Reconsidering the advantages of the three-dimensional representation of the interferometric transform for imaging with non-coplanar baselines and wide fields of view
CITATION: Smith, D. M. P., Young, A. & Davidson, D. B. 2017. Reconsidering the advantages of the three-dimensional representation of the interferometric transform for imaging with non-coplanar baselines and wide fields of view. Astronomy and Astrophysics, 603, Article number: A40, doi:10.1051/0004-6361/201526826.

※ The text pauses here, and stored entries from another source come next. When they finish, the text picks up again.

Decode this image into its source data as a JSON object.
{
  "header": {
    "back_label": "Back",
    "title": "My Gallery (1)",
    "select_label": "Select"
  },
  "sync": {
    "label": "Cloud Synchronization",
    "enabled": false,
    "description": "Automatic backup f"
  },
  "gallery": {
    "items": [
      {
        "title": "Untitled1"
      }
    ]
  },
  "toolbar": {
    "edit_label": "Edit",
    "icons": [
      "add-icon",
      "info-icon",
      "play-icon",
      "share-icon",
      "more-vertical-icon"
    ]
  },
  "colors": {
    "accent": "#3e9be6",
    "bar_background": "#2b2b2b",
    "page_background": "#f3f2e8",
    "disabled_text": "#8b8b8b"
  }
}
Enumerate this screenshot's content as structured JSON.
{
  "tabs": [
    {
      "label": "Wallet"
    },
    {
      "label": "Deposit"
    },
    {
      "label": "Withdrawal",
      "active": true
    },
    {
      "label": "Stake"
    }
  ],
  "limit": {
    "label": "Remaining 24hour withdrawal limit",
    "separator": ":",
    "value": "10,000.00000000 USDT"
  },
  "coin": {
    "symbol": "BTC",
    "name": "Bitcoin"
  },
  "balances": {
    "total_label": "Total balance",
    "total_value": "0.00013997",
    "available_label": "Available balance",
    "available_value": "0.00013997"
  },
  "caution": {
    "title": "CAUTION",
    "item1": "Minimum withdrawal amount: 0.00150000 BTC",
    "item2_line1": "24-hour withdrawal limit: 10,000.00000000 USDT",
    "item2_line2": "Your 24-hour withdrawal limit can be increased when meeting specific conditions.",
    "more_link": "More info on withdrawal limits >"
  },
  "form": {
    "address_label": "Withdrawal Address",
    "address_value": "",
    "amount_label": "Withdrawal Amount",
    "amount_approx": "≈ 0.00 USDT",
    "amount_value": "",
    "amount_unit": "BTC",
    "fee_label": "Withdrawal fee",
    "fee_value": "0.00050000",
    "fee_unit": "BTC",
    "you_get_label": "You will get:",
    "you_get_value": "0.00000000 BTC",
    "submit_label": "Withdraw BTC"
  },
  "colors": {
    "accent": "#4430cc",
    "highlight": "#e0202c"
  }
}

The original publication is available at https://www.aanda.org
Radio telescopes with baselines that span thousands of kilometres and with fields of view that span tens of degrees have been recently deployed, such as the Low Frequency Array, and are currently being developed, such as the Square Kilometre Array. Additionally, there are proposals for space-based instruments with all-sky imaging capabilities, such as the Orbiting Low Frequency Array. Such telescopes produce observations with three-dimensional visibility distributions and curved image domains. In most work to date, the visibility distribution has been converted to a planar form to compute the brightness map using a two-dimensional Fourier transform. The celestial sphere is faceted in order to counter pixel distortion at wide angles, with each such facet requiring a unique planar form of the visibility distribution. Under the above conditions, the computational and storage complexities of this approach can become excessive. On the other hand, when using the direct Fourier transform approach, which maintains the three-dimensional shapes of the visibility distribution and celestial sphere, the non-coplanar visibility component requires no special attention. Furthermore, as the celestial samples are placed directly on the curved surface of the celestial sphere, pixel distortion at wide angles is avoided. In this paper, a number of examples illustrate that under these conditions (very long baselines and very wide fields of view) the costs of the direct Fourier transform may be comparable to (or even lower than) methods that utilise the two-dimensional fast Fourier transform.